Discovery Sheds Light on Real-Time Evolution of Immune System’s ‘Antibody Factories’

By: Allison Hydzik

The immune system’s B cells have the unique distinction of being the only cells in the human body that evolve, in real time – and an international team of scientists today announce in Nature Immunology that they have uncovered new insights into how these cells rapidly evolve in response to an infection or vaccine to produce better protective antibodies.

Dr. Harinder Singh

The fundamental discovery could lead to therapies that prepare our bodies to fight deadly diseases or, on the flip side, prevent our immune system from attacking transplanted organs.  The research was funded in part by the UPMC Immune Transplant and Therapy Center – a partnership between UPMC and the University of Pittsburgh dedicated to understanding and harnessing the power of the immune system.

“It is utterly fascinating, the way B cells evolve in mere weeks to become stronger magnets to a newly invading pathogen, seeking out and capturing viruses and bacteria for destruction,” said co-author Dr. Harinder Singh, professor and director of systems immunology in Pitt’s School of Medicine. “By gaining a deeper molecular understanding of this process, we might be able to harness it for conditions including infectious diseases, transplantation, autoimmune disorders and cancer.”

B cells are a type of white blood cell that floats around the body, looking for foreign pathogens, such as viruses or even cells from a transplanted organ. When they encounter an invader, B cells begin pumping out antibodies, which are proteins that fit onto the pathogen, blocking it from entering the body’s cells and tagging it for destruction.

Over the course of several weeks, B cells learn and evolve to make antibodies that are a better and better fit to the pathogen.

Through a series of single-cell genomic experiments that examined evolving B cells, Singh and his team – which included scientists at Westlake University in Hangzhou, China – were able to find patterns of gene activity that distinguished the B cells that were being better evolved for the immune response versus those that were not.  The better B cells changed the activities of genes that control mitochondrial activity and cell division, suggesting that this molecular coordination enabled B cells with a higher affinity for the pathogen to proliferate more rapidly, outcompeting B cells with lower affinity. By turning down or turning up mitochondrial activity, the research team showed that they could control how rapidly B cells evolve.

B cell evolution is the process the body goes through after most types of vaccination.
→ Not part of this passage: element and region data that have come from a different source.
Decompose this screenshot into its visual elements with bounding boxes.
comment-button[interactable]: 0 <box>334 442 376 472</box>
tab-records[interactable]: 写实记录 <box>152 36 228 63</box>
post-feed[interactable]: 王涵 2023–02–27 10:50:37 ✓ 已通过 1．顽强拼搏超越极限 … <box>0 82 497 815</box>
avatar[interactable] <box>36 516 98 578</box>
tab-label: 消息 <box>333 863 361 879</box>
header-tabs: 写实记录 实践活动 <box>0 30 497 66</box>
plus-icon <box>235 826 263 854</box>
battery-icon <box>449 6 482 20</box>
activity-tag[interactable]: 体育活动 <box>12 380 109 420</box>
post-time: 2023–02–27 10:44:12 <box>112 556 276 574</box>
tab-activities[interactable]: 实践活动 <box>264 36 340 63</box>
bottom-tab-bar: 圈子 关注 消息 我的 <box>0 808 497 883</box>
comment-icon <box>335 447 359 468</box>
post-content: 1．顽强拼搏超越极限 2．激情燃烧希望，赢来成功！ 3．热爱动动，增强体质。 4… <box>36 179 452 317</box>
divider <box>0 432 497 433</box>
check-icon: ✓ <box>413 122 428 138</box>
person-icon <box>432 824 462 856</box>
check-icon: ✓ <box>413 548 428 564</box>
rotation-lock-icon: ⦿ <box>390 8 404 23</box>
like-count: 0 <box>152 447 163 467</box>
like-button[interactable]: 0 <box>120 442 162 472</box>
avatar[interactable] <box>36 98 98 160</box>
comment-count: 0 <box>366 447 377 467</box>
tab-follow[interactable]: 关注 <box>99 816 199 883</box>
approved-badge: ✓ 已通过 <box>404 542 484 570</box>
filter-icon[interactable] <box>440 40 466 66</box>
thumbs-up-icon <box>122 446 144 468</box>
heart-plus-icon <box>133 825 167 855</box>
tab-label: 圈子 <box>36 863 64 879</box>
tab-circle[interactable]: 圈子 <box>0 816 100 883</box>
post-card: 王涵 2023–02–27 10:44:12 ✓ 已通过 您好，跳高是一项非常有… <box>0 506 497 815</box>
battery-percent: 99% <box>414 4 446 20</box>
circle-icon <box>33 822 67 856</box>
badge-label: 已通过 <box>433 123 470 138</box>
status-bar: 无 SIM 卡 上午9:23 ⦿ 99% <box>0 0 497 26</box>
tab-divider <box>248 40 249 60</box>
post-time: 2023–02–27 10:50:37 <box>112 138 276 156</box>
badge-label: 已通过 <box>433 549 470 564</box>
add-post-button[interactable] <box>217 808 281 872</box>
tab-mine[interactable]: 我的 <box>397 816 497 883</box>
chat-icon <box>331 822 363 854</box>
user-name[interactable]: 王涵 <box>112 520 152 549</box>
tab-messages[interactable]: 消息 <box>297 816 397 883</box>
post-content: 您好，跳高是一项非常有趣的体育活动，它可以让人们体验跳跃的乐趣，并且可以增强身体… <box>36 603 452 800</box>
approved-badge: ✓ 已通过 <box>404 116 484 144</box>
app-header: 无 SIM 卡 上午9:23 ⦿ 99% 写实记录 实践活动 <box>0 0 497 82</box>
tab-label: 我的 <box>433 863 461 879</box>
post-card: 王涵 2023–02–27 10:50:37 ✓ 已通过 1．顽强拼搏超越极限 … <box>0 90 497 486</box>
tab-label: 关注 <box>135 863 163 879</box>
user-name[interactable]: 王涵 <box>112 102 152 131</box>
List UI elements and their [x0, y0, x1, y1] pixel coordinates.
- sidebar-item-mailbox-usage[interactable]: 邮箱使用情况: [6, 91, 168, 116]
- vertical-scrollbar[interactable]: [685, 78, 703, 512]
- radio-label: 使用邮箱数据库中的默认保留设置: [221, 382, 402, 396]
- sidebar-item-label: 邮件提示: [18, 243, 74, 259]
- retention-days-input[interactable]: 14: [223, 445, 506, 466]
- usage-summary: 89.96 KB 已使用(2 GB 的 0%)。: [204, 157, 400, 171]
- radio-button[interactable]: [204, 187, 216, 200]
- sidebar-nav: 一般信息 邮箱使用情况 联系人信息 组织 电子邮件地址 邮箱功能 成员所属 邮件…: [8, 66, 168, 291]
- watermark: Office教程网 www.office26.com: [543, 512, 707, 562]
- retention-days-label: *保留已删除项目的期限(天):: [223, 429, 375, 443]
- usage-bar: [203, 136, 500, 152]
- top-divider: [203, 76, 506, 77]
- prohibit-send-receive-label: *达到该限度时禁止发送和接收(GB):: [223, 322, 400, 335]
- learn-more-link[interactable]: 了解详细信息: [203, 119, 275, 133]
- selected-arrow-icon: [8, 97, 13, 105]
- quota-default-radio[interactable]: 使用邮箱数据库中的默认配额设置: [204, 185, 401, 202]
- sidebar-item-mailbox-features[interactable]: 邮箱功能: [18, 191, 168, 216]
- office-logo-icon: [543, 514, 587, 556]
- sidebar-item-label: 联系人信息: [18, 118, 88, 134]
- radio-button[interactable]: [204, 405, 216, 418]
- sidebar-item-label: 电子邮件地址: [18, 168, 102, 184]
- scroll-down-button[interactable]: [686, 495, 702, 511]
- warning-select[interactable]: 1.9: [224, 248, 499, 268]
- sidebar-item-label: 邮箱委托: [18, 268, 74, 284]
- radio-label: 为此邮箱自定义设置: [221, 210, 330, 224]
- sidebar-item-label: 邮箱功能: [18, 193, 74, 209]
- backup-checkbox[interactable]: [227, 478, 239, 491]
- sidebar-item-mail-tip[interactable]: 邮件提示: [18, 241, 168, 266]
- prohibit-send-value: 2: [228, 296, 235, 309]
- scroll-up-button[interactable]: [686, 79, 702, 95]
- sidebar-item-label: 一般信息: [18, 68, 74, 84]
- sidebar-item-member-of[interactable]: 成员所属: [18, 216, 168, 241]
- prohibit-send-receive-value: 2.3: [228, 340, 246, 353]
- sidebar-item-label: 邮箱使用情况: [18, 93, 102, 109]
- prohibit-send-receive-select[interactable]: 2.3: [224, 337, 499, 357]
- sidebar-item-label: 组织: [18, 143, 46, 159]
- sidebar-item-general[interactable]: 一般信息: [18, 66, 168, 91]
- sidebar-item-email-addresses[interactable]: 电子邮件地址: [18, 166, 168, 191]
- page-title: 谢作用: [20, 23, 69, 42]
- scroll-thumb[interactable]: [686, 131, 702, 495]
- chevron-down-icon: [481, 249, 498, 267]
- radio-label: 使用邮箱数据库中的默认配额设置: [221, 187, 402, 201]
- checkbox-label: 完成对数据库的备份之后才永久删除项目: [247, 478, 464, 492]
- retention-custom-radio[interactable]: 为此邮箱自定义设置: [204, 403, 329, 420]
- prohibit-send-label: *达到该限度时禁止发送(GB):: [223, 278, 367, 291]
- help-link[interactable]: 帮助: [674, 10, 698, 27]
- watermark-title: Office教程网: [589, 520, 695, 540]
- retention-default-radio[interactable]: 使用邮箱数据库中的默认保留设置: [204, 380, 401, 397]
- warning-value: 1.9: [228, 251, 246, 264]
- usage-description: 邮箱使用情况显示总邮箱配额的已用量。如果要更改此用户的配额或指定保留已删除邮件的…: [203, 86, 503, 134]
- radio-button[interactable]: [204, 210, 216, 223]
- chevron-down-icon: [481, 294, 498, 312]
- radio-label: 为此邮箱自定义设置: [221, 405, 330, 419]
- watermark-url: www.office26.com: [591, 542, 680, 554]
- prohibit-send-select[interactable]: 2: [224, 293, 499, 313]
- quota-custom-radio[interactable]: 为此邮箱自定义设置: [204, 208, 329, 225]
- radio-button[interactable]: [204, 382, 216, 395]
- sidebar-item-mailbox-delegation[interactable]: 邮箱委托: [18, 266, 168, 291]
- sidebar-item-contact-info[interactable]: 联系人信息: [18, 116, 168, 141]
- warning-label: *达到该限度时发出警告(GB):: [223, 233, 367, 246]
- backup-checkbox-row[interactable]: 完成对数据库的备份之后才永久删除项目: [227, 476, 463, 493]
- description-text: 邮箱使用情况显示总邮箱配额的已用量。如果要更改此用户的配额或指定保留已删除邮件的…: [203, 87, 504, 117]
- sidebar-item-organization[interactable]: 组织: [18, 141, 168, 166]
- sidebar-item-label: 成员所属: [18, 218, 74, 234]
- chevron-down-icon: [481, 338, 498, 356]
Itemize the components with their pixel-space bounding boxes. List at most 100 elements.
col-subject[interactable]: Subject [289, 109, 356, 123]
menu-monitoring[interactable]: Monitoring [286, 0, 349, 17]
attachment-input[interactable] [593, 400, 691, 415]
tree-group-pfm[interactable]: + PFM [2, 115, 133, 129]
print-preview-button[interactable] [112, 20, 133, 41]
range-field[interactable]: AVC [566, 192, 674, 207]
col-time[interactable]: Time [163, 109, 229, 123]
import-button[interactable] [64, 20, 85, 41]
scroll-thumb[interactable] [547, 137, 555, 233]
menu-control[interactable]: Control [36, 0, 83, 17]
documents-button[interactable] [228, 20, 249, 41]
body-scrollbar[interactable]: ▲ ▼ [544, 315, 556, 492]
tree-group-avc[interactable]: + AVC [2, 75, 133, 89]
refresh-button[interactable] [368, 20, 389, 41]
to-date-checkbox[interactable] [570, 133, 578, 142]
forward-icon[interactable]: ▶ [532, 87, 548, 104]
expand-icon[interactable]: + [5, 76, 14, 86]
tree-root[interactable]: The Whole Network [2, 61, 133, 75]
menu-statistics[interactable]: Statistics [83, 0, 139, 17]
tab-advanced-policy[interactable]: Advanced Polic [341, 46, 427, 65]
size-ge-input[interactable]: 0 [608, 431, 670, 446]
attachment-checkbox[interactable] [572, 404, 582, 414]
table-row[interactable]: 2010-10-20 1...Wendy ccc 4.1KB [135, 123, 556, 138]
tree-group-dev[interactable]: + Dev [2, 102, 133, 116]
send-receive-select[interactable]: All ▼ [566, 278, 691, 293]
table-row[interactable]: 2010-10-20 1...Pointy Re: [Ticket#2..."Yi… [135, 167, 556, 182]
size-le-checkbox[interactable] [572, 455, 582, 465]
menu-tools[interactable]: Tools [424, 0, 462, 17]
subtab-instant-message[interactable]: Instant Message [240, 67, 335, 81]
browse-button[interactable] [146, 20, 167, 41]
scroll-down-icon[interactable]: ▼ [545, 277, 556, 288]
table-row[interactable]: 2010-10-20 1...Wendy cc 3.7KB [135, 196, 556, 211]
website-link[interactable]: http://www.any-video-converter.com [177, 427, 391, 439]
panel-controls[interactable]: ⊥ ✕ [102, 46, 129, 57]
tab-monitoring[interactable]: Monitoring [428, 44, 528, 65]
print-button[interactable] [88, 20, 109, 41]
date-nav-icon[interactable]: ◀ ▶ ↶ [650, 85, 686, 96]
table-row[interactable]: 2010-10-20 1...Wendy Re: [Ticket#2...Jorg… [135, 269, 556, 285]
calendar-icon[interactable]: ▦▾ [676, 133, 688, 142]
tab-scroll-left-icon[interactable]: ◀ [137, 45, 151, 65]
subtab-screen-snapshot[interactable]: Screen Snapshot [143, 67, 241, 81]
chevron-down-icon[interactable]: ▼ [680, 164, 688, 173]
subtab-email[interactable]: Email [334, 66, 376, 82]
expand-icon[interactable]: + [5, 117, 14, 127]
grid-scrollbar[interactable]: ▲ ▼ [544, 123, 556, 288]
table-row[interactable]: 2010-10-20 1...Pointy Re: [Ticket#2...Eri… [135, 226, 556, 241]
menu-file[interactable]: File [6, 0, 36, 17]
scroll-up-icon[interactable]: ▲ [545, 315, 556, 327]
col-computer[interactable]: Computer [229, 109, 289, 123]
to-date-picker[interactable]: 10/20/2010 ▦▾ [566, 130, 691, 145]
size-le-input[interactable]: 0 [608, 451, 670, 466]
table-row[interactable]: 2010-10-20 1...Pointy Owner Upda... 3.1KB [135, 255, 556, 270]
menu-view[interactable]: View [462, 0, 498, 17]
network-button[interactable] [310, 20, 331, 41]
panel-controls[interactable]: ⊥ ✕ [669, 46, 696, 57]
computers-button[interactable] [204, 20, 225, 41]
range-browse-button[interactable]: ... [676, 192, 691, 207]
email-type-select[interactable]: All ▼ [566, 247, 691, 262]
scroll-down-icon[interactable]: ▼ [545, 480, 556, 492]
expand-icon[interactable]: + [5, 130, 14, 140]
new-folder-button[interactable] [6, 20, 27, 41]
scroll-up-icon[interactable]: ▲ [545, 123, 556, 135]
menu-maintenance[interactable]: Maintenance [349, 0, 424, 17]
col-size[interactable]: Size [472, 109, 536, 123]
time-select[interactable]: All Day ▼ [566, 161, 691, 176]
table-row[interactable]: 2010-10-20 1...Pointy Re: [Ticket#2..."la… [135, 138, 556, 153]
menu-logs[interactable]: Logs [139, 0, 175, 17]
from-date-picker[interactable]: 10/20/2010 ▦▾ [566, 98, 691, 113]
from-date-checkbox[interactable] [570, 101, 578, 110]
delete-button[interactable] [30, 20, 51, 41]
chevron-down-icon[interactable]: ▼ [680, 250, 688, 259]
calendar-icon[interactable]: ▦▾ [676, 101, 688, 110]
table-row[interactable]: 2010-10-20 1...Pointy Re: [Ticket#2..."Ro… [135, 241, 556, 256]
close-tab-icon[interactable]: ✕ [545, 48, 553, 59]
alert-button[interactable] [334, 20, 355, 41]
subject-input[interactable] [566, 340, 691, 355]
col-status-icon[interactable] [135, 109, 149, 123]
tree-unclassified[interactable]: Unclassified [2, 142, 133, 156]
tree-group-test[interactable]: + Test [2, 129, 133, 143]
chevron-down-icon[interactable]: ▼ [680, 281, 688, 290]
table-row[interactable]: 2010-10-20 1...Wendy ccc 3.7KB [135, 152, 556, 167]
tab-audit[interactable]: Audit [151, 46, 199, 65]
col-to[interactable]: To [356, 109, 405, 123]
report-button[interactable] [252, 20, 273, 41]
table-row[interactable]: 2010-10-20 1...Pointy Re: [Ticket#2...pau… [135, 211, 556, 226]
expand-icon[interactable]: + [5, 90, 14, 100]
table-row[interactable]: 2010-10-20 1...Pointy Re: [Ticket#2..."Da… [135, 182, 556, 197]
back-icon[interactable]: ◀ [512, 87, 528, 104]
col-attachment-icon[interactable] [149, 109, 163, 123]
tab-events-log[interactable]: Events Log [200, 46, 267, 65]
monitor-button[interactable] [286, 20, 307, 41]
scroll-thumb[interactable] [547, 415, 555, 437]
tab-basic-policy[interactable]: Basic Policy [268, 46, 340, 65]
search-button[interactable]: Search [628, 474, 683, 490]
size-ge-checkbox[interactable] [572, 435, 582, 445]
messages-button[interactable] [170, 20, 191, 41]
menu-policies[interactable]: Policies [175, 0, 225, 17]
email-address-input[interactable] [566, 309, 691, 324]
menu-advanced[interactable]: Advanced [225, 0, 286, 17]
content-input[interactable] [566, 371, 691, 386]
Within a few weeks of being immunized, people with a strong response to the vaccine will have specialized B cells that have evolved to produce antibodies that are a better fit for the pathogen being vaccinated against.

It is also why people who receive organ transplants must take immunosuppressive drugs – otherwise B cells will begin producing antibodies that target cells in the transplanted organ for destruction.

“Now that we have new insights into how B cell evolution works, we can explore how to rationally accelerate this process, leading to more effective vaccines,” said Singh, who began the work at Cincinnati Children’s Hospital Medical Center. “Alternatively, if we need to stop the immune system from attacking a transplanted organ, we would want to diminish the response. Knowing the underlying mechanisms opens up a world of possibilities.”

In addition to the UPMC ITTC, this research was supported by the National Natural Science Foundation of China, the National Key R&D Program of China, the Education Foundation of Westlake University and the National Institutes of Health.